İki yönlü telekomünikasyon ağları aracılığıyla dünya çapında bilgi alışverişi için etkin kapasite 1986'da 281 petabayt (pB) en iyi şekilde sıkıştırılmış bilgiden 1993'te 471 pB'ye, 2000'de 2.2 eksabayta (eB) ve 2007'de 65 eB'ye yükselmiştir. Bu, 1986'da kişi başına günde iki gazete sayfasının, 2007'de ise kişi başına günde altı gazetenin tamamının bilgi eşdeğeridir. Bu büyüme göz önüne alındığında, telekomünikasyon dünya ekonomisinde giderek daha önemli bir rol oynamaktadır ve küresel telekomünikasyon endüstrisi 2012 yılında yaklaşık 4,7 trilyon ABD$'lık bir sektör olmuştur. Küresel telekomünikasyon sektörünün hizmet gelirinin 2010 yılında 1,5 trilyon dolar olduğu tahmin edilmektedir ve bu da dünya gayri safi yurtiçi hasılasının (GSYİH) %2,4'üne karşılık gelmektedir.

Teknik kavramlar

Modern telekomünikasyon, yüzyılı aşkın bir süre içinde aşamalı olarak gelişen ve iyileştirilen bir dizi temel kavram üzerine kurulmuştur.

Temel unsurlar

Telekomünikasyon teknolojileri temel olarak kablolu ve kablosuz yöntemler olarak ikiye ayrılabilir. Genel olarak, temel bir telekomünikasyon sistemi, her zaman bir şekilde mevcut olan üç ana parçadan oluşur:

  • Bilgiyi alan ve bir sinyale dönüştüren bir verici.
  • Sinyali taşıyan fiziksel kanal olarak da adlandırılan bir iletim ortamı. Buna örnek olarak "boş uzay kanalı" verilebilir.
  • Sinyali kanaldan alan ve alıcı için tekrar kullanılabilir bilgiye dönüştüren bir alıcı.

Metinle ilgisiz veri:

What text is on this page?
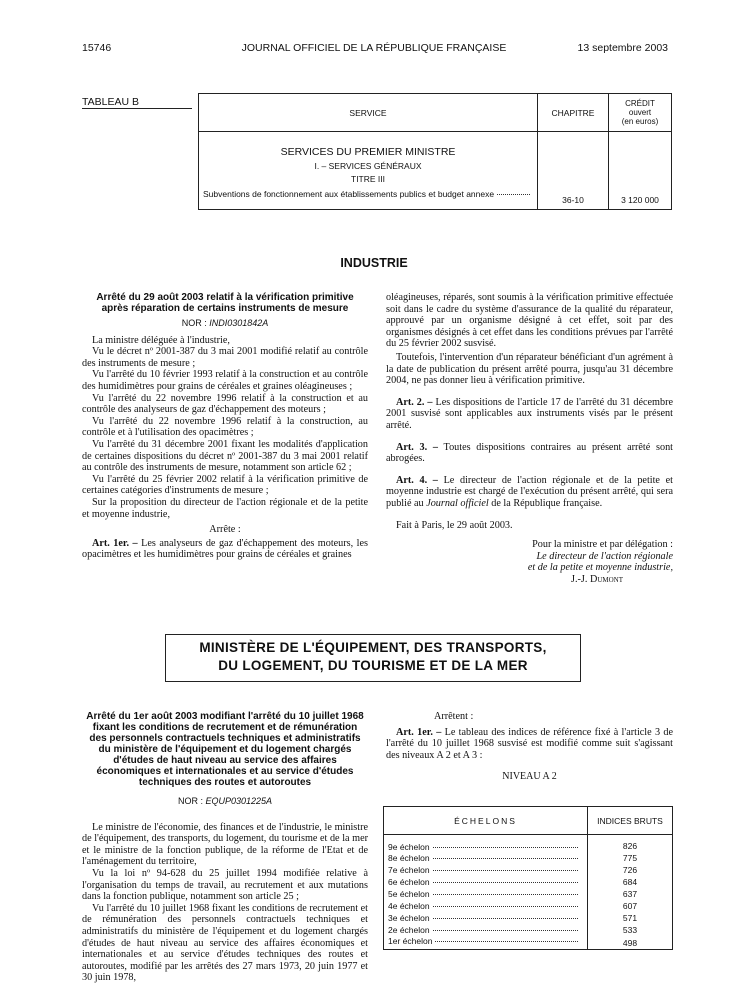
15746	JOURNAL OFFICIEL DE LA RÉPUBLIQUE FRANÇAISE	13 septembre 2003
TABLEAU B
SERVICE	CHAPITRE	CRÉDIT
ouvert
(en euros)

SERVICES DU PREMIER MINISTRE
I. – SERVICES GÉNÉRAUX
TITRE III
Subventions de fonctionnement aux établissements publics et budget annexe	36-10	3 120 000
INDUSTRIE
Arrêté du 29 août 2003 relatif à la vérification primitive après réparation de certains instruments de mesure
NOR : INDI0301842A

La ministre déléguée à l'industrie,

Vu le décret nº 2001-387 du 3 mai 2001 modifié relatif au contrôle des instruments de mesure ;

Vu l'arrêté du 10 février 1993 relatif à la construction et au contrôle des humidimètres pour grains de céréales et graines oléagineuses ;

Vu l'arrêté du 22 novembre 1996 relatif à la construction et au contrôle des analyseurs de gaz d'échappement des moteurs ;

Vu l'arrêté du 22 novembre 1996 relatif à la construction, au contrôle et à l'utilisation des opacimètres ;

Vu l'arrêté du 31 décembre 2001 fixant les modalités d'application de certaines dispositions du décret nº 2001-387 du 3 mai 2001 relatif au contrôle des instruments de mesure, notamment son article 62 ;

Vu l'arrêté du 25 février 2002 relatif à la vérification primitive de certaines catégories d'instruments de mesure ;

Sur la proposition du directeur de l'action régionale et de la petite et moyenne industrie,

Arrête :

Art. 1er. – Les analyseurs de gaz d'échappement des moteurs, les opacimètres et les humidimètres pour grains de céréales et graines

oléagineuses, réparés, sont soumis à la vérification primitive effectuée soit dans le cadre du système d'assurance de la qualité du réparateur, approuvé par un organisme désigné à cet effet, soit par des organismes désignés à cet effet dans les conditions prévues par l'arrêté du 25 février 2002 susvisé.

Toutefois, l'intervention d'un réparateur bénéficiant d'un agrément à la date de publication du présent arrêté pourra, jusqu'au 31 décembre 2004, ne pas donner lieu à vérification primitive.

Art. 2. – Les dispositions de l'article 17 de l'arrêté du 31 décembre 2001 susvisé sont applicables aux instruments visés par le présent arrêté.

Art. 3. – Toutes dispositions contraires au présent arrêté sont abrogées.

Art. 4. – Le directeur de l'action régionale et de la petite et moyenne industrie est chargé de l'exécution du présent arrêté, qui sera publié au Journal officiel de la République française.

Fait à Paris, le 29 août 2003.

Pour la ministre et par délégation :

Le directeur de l'action régionale

et de la petite et moyenne industrie,

J.-J. Dumont

MINISTÈRE DE L'ÉQUIPEMENT, DES TRANSPORTS,
DU LOGEMENT, DU TOURISME ET DE LA MER
Arrêté du 1er août 2003 modifiant l'arrêté du 10 juillet 1968 fixant les conditions de recrutement et de rémunération des personnels contractuels techniques et administratifs du ministère de l'équipement et du logement chargés d'études de haut niveau au service des affaires économiques et internationales et au service d'études techniques des routes et autoroutes
NOR : EQUP0301225A

Le ministre de l'économie, des finances et de l'industrie, le ministre de l'équipement, des transports, du logement, du tourisme et de la mer et le ministre de la fonction publique, de la réforme de l'Etat et de l'aménagement du territoire,

Vu la loi nº 94-628 du 25 juillet 1994 modifiée relative à l'organisation du temps de travail, au recrutement et aux mutations dans la fonction publique, notamment son article 25 ;

Vu l'arrêté du 10 juillet 1968 fixant les conditions de recrutement et de rémunération des personnels contractuels techniques et administratifs du ministère de l'équipement et du logement chargés d'études de haut niveau au service des affaires économiques et internationales et au service d'études techniques des routes et autoroutes, modifié par les arrêtés des 27 mars 1973, 20 juin 1977 et 30 juin 1978,

Arrêtent :

Art. 1er. – Le tableau des indices de référence fixé à l'article 3 de l'arrêté du 10 juillet 1968 susvisé est modifié comme suit s'agissant des niveaux A 2 et A 3 :

NIVEAU A 2

ÉCHELONS	INDICES BRUTS

9e échelon	826

8e échelon	775

7e échelon	726

6e échelon	684

5e échelon	637

4e échelon	607

3e échelon	571

2e échelon	533

1er échelon	498
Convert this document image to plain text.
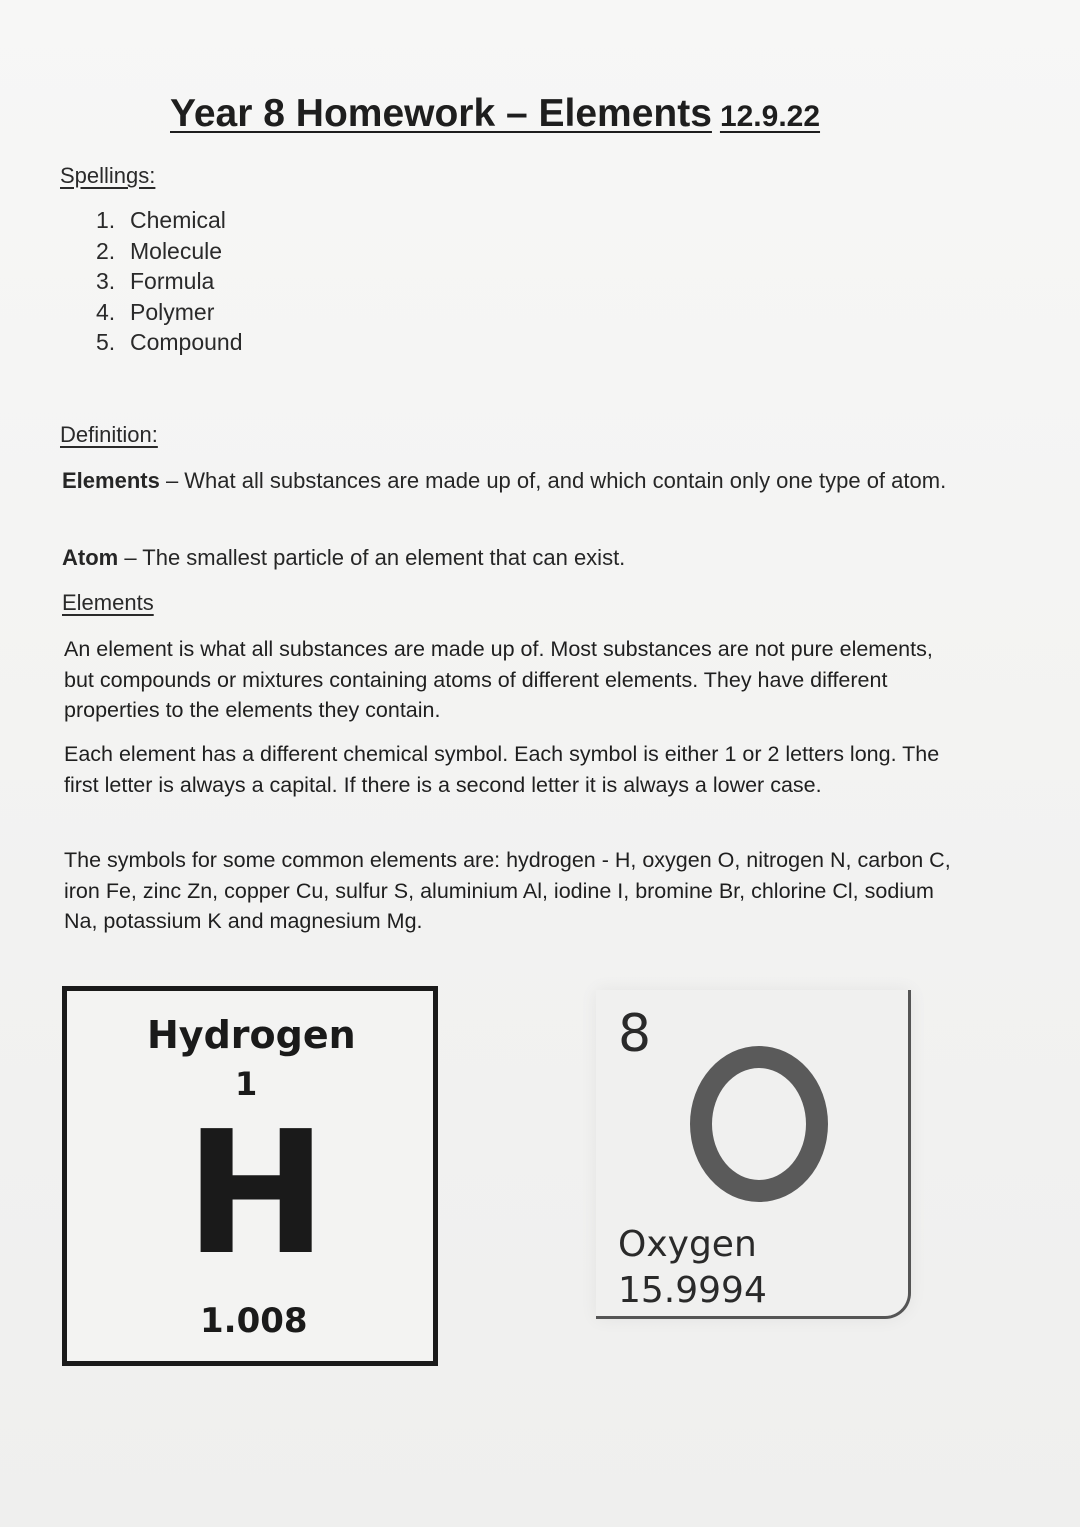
Year 8 Homework – Elements 12.9.22
Spellings:
1. Chemical
2. Molecule
3. Formula
4. Polymer
5. Compound
Definition:
Elements – What all substances are made up of, and which contain only one type of atom.
Atom – The smallest particle of an element that can exist.
Elements
An element is what all substances are made up of. Most substances are not pure elements, but compounds or mixtures containing atoms of different elements. They have different properties to the elements they contain.
Each element has a different chemical symbol. Each symbol is either 1 or 2 letters long. The first letter is always a capital. If there is a second letter it is always a lower case.
The symbols for some common elements are: hydrogen - H, oxygen O, nitrogen N, carbon C, iron Fe, zinc Zn, copper Cu, sulfur S, aluminium Al, iodine I, bromine Br, chlorine Cl, sodium Na, potassium K and magnesium Mg.
Hydrogen
1
H
1.008
8
Oxygen
15.9994
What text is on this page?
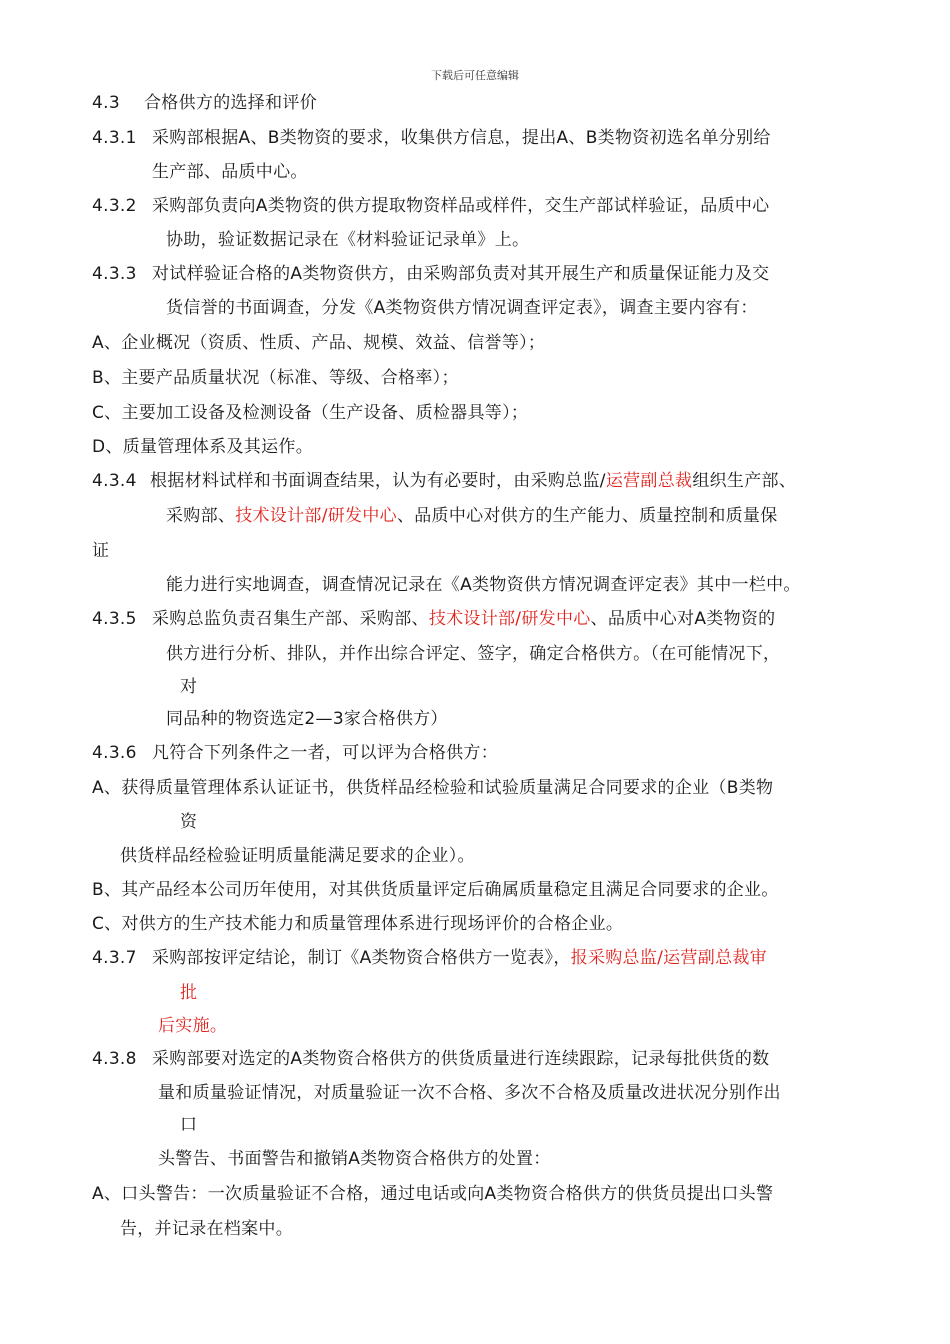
下载后可任意编辑
4.3 合格供方的选择和评价
4.3.1 采购部根据A、B类物资的要求，收集供方信息，提出A、B类物资初选名单分别给
生产部、品质中心。
4.3.2 采购部负责向A类物资的供方提取物资样品或样件，交生产部试样验证，品质中心
协助，验证数据记录在《材料验证记录单》上。
4.3.3 对试样验证合格的A类物资供方，由采购部负责对其开展生产和质量保证能力及交
货信誉的书面调查，分发《A类物资供方情况调查评定表》，调查主要内容有：
A、企业概况（资质、性质、产品、规模、效益、信誉等）；
B、主要产品质量状况（标准、等级、合格率）；
C、主要加工设备及检测设备（生产设备、质检器具等）；
D、质量管理体系及其运作。
4.3.4 根据材料试样和书面调查结果，认为有必要时，由采购总监/运营副总裁组织生产部、
采购部、技术设计部/研发中心、品质中心对供方的生产能力、质量控制和质量保
证
能力进行实地调查，调查情况记录在《A类物资供方情况调查评定表》其中一栏中。
4.3.5 采购总监负责召集生产部、采购部、技术设计部/研发中心、品质中心对A类物资的
供方进行分析、排队，并作出综合评定、签字，确定合格供方。（在可能情况下，
对
同品种的物资选定2—3家合格供方）
4.3.6 凡符合下列条件之一者，可以评为合格供方：
A、获得质量管理体系认证证书，供货样品经检验和试验质量满足合同要求的企业（B类物
资
供货样品经检验证明质量能满足要求的企业）。
B、其产品经本公司历年使用，对其供货质量评定后确属质量稳定且满足合同要求的企业。
C、对供方的生产技术能力和质量管理体系进行现场评价的合格企业。
4.3.7 采购部按评定结论，制订《A类物资合格供方一览表》，报采购总监/运营副总裁审
批
后实施。
4.3.8 采购部要对选定的A类物资合格供方的供货质量进行连续跟踪，记录每批供货的数
量和质量验证情况，对质量验证一次不合格、多次不合格及质量改进状况分别作出
口
头警告、书面警告和撤销A类物资合格供方的处置：
A、口头警告：一次质量验证不合格，通过电话或向A类物资合格供方的供货员提出口头警
告，并记录在档案中。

Örneğin, bir radyo yayın istasyonunda istasyonun büyük güç amplifikatörü vericidir; yayın anteni ise güç amplifikatörü ile "boş uzay kanalı" arasındaki arayüzdür. Serbest uzay kanalı iletim ortamıdır; alıcının anteni ise serbest uzay kanalı ile alıcı arasındaki arayüzdür. Daha sonra, radyo alıcısı radyo sinyalinin hedefidir ve insanların dinlemesi için elektrikten sese dönüştürüldüğü yerdir.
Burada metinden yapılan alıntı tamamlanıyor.